These are chat archives for nextflow-io/nextflow

27th
Mar 2018
Brad Langhorst
@bwlang
Mar 27 2018 13:00
I have a nextflow script that is aligning per-tile fastqs from a novaseq (this run is 29568 fastqs). It’s working nicely(thanks for the helpful tool!) but I’d like to make it more efficient by consuming multiple tiles per job . I see in the docs that there is a .buffer(size:NFILES) method on a channel. Is that the best way to deal with this situation? Is there a good way to consume N bytes of input instead of a fixed number of files (so that a run with lots of libraries has more tiles per alignment job than one with just a few libraries?) Maybe I sniff the fastq file size upstream and set NFILES upsteam?
Vladimir Kiselev
@wikiselev
Mar 27 2018 13:34
@pditommaso just to let you know, I am now asked to organise a Nextflow workshop at the Sanger for our programme groups, people are very keen! Great job on making it user-friendly! :clap:
Maxime Garcia
@MaxUlysse
Mar 27 2018 13:34
@wikiselev You will need stickers!!
Vladimir Kiselev
@wikiselev
Mar 27 2018 13:36
yes, it's the only missing bit in the NF portfolio ) or do they exist?
Maxime Garcia
@MaxUlysse
Mar 27 2018 13:39
They exists, you just need to meet Paolo
Vladimir Kiselev
@wikiselev
Mar 27 2018 13:41
ok, cool, he is coming here soon, I will order some from him ;-)
Maxime Garcia
@MaxUlysse
Mar 27 2018 13:43
You can ask @ewels for stickers too, he has made some for nf-core
Vladimir Kiselev
@wikiselev
Mar 27 2018 13:50
:+1:
Paolo Di Tommaso
@pditommaso
Mar 27 2018 14:19
wow nice, sure sticker exist
I will bring at Sanger next month :)
@bwlang do you want to aggregare multiple fastqs together ?
Brad Langhorst
@bwlang
Mar 27 2018 14:28
@pditommaso i’m passing them on a pipe to the aligner via seqtk mergepe so could cat multiple.
Paolo Di Tommaso
@pditommaso
Mar 27 2018 14:28
I see
Brad Langhorst
@bwlang
Mar 27 2018 14:29
e.g. seqtk mergepe <(zcat *.1.fastq.gz) <(zcat *.2.fastq.gz)
i’ll be back in an hour or so...
Paolo Di Tommaso
@pditommaso
Mar 27 2018 14:30
ok, I should be here
Brad Langhorst
@bwlang
Mar 27 2018 17:35
turned out to be a few hours… but if anyone has thought of any suggestions for how to approach processing variable size batches of files depending on file size - that would be appreciated.
Mike Smoot
@mes5k
Mar 27 2018 17:44
@bwlang I wonder if you could use buffer with a closing condition closure that emits true when some size threshold is reached? I think you'd need to define a cumulative size variable to keep track of things, but I'm guessing it would work.
Brad Langhorst
@bwlang
Mar 27 2018 17:49
hi @mes5k thanks, i’m not sure how to write such a closure - but I’ll investigate. I think it sounds a bit neater than precalculating a number of files and setting a variable to count the batch size .
could better handle non-even pools too.
Mike Smoot
@mes5k
Mar 27 2018 17:57

I just tried it:

total = 0

def check(f) {
    if ((f.size() + total) > 1000) {
        total = 0
        return true
    } else {
        total += f.size()
        return false
    }
}

Channel.fromPath('*.nf').buffer{ check(it) }.view()
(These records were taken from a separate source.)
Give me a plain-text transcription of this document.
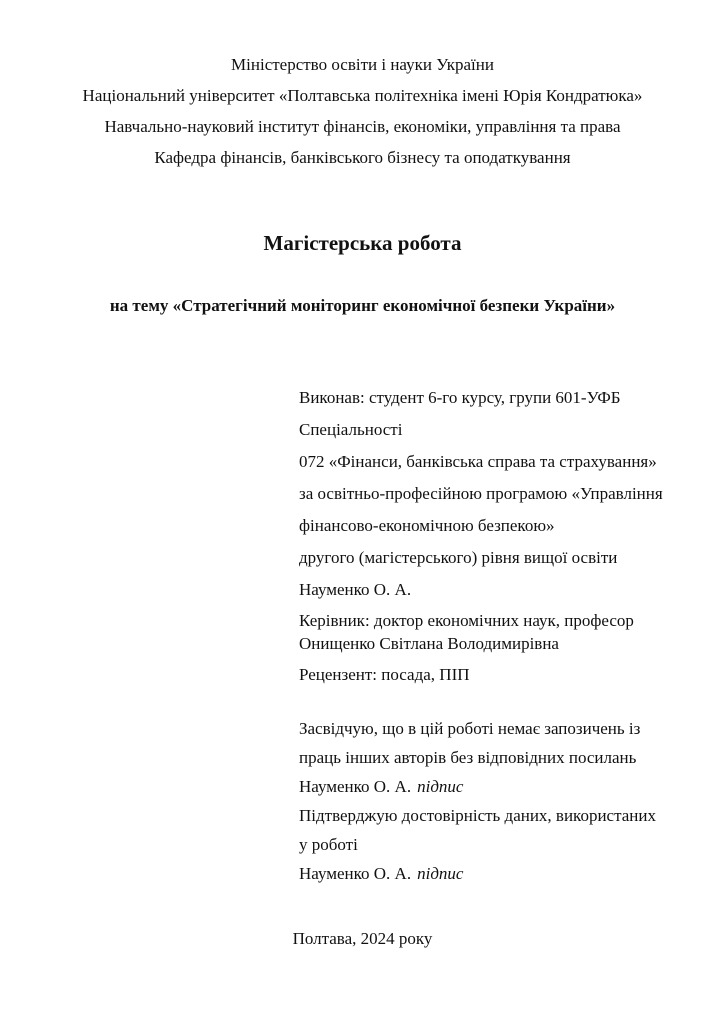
Міністерство освіти і науки України
Національний університет «Полтавська політехніка імені Юрія Кондратюка»
Навчально-науковий інститут фінансів, економіки, управління та права
Кафедра фінансів, банківського бізнесу та оподаткування
Магістерська робота
на тему «Стратегічний моніторинг економічної безпеки України»
Виконав: студент 6-го курсу, групи 601-УФБ
Спеціальності
072 «Фінанси, банківська справа та страхування»
за освітньо-професійною програмою «Управління
фінансово-економічною безпекою»
другого (магістерського) рівня вищої освіти
Науменко О. А.
Керівник: доктор економічних наук, професор
Онищенко Світлана Володимирівна
Рецензент: посада, ПІП
Засвідчую, що в цій роботі немає запозичень із
праць інших авторів без відповідних посилань
Науменко О. А. підпис
Підтверджую достовірність даних, використаних
у роботі
Науменко О. А. підпис
Полтава, 2024 року
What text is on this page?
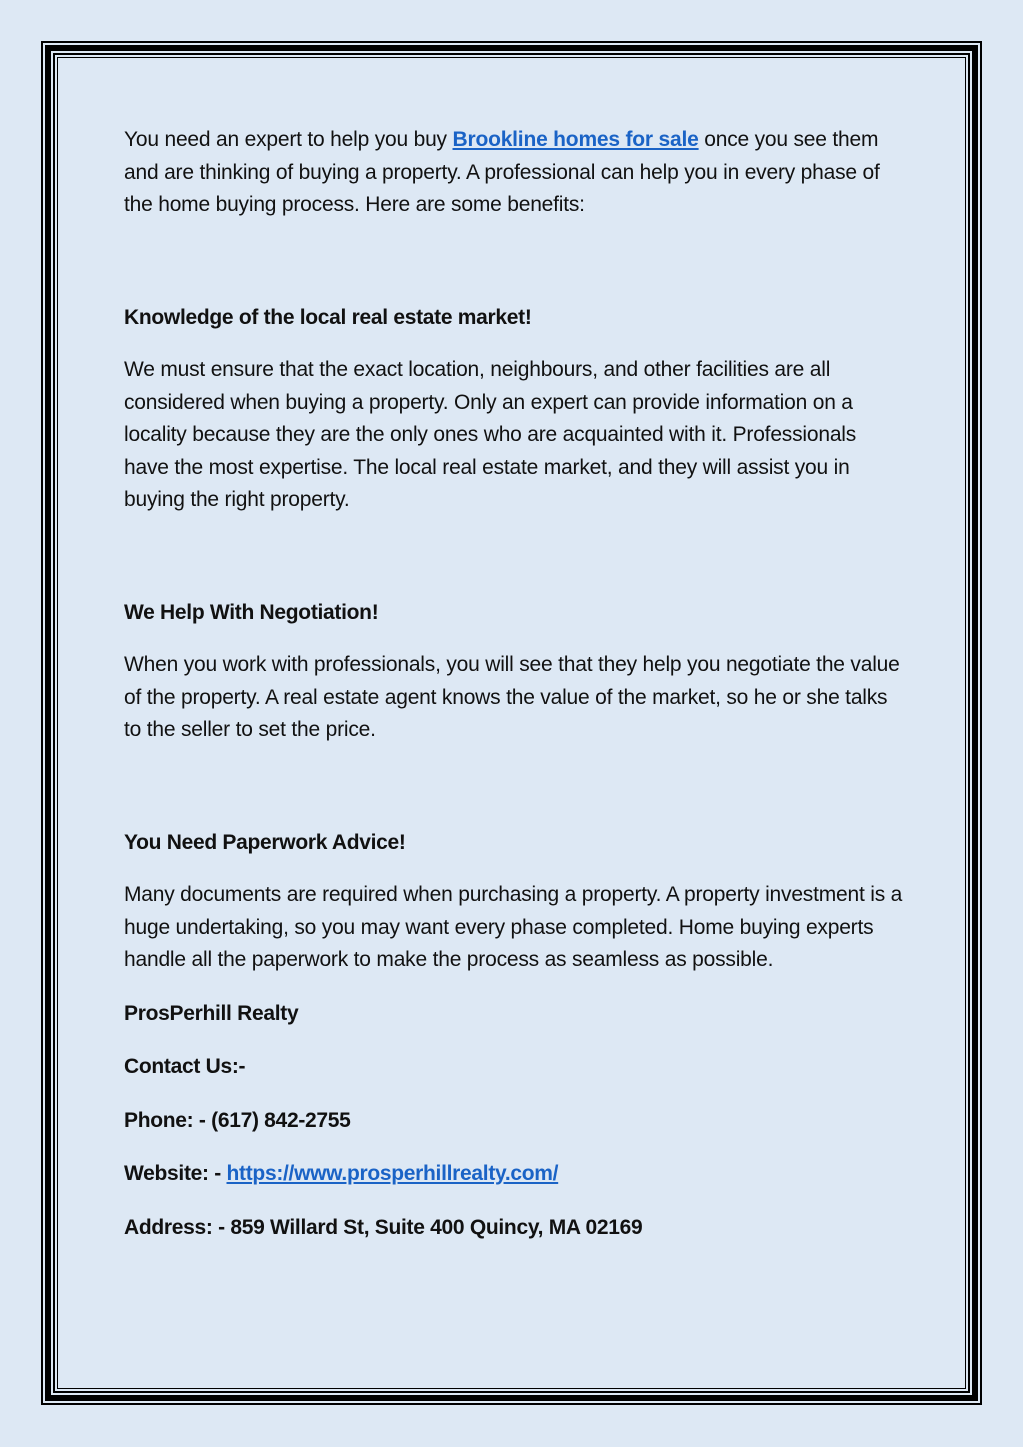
You need an expert to help you buy Brookline homes for sale once you see them and are thinking of buying a property. A professional can help you in every phase of the home buying process. Here are some benefits:

Knowledge of the local real estate market!

We must ensure that the exact location, neighbours, and other facilities are all considered when buying a property. Only an expert can provide information on a locality because they are the only ones who are acquainted with it. Professionals have the most expertise. The local real estate market, and they will assist you in buying the right property.

We Help With Negotiation!

When you work with professionals, you will see that they help you negotiate the value of the property. A real estate agent knows the value of the market, so he or she talks to the seller to set the price.

You Need Paperwork Advice!

Many documents are required when purchasing a property. A property investment is a huge undertaking, so you may want every phase completed. Home buying experts handle all the paperwork to make the process as seamless as possible.

ProsPerhill Realty

Contact Us:-

Phone: - (617) 842-2755

Website: - https://www.prosperhillrealty.com/

Address: - 859 Willard St, Suite 400 Quincy, MA 02169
Eyeballing the results suggests it works.

I've unfortunately been doing this sort of optimization a lot lately and there are other approaches. Depending on the data and how it comes to you, you might want a process that creates a bunch of directories containing the right number of correctly sized files or return a manifest file that lists collections of files. In general I've found it cleaner to write my own processes to organize things than to string together nextflow operators to do the grouping.

Brad Langhorst
@bwlang
Mar 27 2018 21:58
@mes5k thanks! - i learned a bit today!